The influence of strabismus surgery on the Listing's planes of the two eyes is not fully understood. In one study, patients' eyes showed greater adherence to Listing's rule after the operation, however the relative orientation of the Listing's planes of the two eyes had changed.

Measurement

The orientation of Listing's plane of an individual can be measured using scleral coils. It can also be measured using a synoptometer.
Alternatively, it can be measured using eye tracking.

Discovery and history

Listing's law was named after German mathematician Johann Benedict Listing. Listing's law was first confirmed experimentally by the 19th century polymath Hermann von Helmholtz, who compared visual afterimages at various eye positions to predictions derived from Listing's law and found that they matched.
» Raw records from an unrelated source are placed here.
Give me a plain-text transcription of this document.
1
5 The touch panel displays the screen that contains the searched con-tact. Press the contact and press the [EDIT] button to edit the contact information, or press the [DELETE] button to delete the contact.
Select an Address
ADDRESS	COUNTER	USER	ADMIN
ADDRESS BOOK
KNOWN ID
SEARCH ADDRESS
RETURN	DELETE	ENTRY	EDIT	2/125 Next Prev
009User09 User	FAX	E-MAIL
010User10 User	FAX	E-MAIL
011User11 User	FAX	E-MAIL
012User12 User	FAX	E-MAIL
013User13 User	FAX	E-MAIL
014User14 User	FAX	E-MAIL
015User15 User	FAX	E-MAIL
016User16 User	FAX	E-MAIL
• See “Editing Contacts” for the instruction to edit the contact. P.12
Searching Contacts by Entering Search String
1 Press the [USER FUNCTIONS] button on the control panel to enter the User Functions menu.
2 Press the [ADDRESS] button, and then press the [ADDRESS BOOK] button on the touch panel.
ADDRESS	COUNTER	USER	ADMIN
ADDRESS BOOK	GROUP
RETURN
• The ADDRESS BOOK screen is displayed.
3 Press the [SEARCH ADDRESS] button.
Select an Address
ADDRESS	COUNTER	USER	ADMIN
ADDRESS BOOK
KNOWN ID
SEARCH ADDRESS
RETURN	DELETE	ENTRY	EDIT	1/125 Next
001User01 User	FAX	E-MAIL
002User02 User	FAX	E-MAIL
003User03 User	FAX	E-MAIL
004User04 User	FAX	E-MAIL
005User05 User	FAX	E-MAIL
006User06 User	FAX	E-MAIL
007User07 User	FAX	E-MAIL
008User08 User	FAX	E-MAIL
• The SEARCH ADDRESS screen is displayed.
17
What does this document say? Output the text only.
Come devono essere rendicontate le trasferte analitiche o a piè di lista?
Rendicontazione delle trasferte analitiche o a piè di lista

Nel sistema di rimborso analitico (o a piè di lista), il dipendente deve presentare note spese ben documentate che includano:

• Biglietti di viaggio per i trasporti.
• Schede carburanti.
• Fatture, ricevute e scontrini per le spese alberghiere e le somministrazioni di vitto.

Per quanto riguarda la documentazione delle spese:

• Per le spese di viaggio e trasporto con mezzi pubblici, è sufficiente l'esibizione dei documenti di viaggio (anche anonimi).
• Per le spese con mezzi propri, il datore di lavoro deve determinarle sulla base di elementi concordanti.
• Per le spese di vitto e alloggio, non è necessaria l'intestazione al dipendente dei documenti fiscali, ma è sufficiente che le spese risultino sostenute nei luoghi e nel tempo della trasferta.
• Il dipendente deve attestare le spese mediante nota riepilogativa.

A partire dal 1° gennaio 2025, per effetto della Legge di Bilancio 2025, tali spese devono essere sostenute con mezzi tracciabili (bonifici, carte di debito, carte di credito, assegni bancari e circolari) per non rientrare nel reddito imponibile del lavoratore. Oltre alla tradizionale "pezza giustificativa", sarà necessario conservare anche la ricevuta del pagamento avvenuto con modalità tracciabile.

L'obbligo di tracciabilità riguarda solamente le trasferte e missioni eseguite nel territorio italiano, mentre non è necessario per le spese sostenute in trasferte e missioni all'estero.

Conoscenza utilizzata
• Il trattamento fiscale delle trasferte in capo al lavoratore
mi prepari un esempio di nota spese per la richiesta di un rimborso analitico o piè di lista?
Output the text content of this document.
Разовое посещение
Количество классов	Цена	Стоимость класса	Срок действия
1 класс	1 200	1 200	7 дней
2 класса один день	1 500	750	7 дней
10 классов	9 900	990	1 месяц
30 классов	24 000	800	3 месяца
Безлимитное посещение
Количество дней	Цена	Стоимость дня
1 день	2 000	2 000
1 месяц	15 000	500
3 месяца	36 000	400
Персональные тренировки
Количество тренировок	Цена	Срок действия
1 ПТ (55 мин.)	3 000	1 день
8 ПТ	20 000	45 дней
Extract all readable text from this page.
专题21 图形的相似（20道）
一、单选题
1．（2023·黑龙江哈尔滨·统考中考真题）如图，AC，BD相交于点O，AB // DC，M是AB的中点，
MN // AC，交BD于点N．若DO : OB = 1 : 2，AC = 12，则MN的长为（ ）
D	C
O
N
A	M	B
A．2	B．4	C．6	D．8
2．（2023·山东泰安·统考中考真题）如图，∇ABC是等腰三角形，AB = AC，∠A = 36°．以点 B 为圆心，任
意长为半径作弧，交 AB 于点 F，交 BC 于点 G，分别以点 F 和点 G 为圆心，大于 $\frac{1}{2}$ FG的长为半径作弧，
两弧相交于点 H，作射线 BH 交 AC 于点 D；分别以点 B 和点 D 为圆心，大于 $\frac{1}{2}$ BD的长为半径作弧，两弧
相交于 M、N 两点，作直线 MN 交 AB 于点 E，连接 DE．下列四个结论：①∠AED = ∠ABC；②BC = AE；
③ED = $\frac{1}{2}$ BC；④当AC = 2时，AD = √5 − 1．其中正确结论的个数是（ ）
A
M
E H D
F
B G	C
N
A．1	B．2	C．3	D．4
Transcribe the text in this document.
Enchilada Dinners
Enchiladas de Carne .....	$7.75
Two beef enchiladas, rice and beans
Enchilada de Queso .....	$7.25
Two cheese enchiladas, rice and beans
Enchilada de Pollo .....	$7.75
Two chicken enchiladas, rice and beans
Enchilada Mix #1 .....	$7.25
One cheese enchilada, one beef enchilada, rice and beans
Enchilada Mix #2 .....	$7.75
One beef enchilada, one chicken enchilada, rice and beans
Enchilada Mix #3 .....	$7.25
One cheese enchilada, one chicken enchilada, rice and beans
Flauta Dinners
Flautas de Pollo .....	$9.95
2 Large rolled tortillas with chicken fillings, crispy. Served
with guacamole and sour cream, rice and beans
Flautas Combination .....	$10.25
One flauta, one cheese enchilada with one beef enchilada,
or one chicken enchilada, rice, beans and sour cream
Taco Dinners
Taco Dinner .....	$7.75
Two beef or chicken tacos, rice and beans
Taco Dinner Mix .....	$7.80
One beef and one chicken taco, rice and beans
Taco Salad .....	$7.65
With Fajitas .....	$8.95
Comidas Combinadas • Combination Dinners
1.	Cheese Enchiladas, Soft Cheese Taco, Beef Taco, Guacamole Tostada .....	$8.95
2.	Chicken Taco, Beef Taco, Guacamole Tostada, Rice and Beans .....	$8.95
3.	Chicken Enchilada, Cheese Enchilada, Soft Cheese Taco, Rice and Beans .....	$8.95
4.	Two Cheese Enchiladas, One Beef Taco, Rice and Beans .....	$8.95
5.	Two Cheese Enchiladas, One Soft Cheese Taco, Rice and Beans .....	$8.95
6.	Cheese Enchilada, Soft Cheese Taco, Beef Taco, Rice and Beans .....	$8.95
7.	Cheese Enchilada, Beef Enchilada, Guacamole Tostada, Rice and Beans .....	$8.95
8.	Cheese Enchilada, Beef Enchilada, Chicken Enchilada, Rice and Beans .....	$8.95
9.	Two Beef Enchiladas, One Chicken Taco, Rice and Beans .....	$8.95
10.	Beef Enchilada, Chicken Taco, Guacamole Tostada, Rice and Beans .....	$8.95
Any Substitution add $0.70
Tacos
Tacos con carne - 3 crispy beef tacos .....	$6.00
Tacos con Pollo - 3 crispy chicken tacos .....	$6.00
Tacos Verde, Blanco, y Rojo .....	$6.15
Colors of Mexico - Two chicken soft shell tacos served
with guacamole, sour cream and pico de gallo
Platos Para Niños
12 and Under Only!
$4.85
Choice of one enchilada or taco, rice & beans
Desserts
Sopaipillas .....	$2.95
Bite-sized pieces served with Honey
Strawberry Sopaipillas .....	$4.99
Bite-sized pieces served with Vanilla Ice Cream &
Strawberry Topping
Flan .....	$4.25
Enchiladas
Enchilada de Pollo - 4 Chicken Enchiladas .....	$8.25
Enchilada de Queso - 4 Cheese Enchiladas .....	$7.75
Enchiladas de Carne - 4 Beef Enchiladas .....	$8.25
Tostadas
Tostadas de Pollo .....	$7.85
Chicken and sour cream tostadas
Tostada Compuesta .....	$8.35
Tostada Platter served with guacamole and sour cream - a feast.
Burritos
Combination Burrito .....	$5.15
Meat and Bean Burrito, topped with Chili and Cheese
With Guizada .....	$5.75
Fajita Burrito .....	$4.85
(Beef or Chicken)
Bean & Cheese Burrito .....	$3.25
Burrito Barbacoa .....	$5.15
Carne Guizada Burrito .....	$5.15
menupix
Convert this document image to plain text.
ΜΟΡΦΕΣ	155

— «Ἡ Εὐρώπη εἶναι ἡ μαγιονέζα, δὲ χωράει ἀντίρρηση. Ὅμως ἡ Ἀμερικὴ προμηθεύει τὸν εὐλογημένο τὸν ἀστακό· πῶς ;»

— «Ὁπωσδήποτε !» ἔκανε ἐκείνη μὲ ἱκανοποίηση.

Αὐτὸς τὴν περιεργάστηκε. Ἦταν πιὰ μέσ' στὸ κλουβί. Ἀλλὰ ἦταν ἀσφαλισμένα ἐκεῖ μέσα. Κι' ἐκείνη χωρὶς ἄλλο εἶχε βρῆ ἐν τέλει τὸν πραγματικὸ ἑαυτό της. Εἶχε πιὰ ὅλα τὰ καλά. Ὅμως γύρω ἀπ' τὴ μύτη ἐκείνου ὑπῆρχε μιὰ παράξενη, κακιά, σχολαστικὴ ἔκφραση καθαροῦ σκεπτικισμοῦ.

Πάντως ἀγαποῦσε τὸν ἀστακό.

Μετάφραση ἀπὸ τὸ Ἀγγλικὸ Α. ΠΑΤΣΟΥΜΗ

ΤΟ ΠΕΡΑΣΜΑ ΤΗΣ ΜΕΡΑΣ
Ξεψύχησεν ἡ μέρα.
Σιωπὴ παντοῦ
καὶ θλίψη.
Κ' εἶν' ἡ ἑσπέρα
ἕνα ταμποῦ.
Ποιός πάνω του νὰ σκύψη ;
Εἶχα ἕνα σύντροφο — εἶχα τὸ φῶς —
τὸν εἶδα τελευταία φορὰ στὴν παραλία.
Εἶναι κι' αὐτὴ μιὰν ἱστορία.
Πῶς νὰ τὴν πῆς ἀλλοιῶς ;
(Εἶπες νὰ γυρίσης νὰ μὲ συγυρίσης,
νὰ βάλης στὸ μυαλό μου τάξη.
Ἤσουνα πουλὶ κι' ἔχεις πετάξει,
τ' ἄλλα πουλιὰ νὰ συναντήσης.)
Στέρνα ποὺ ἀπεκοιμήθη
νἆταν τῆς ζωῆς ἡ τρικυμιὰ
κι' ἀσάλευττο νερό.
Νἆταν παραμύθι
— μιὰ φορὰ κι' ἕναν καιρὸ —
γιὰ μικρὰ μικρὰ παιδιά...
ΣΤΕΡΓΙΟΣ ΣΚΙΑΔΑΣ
Listing's law was first measured directly, with the use of 3-D eye coils in the 1980s by Ferman, Collewijn and colleagues. In the late 1980s Tweed and Vilis were the first to directly measure and visualize Listing's plane, and also contributed to the understanding of the laws of rotational kinematics that underlie Listing's law. Since then many investigators have used similar technology to test various aspects of Listing's law. Demer and Miller have championed the role of eye muscles, whereas Crawford and colleagues worked out several of the neural mechanisms described above over the past two decades.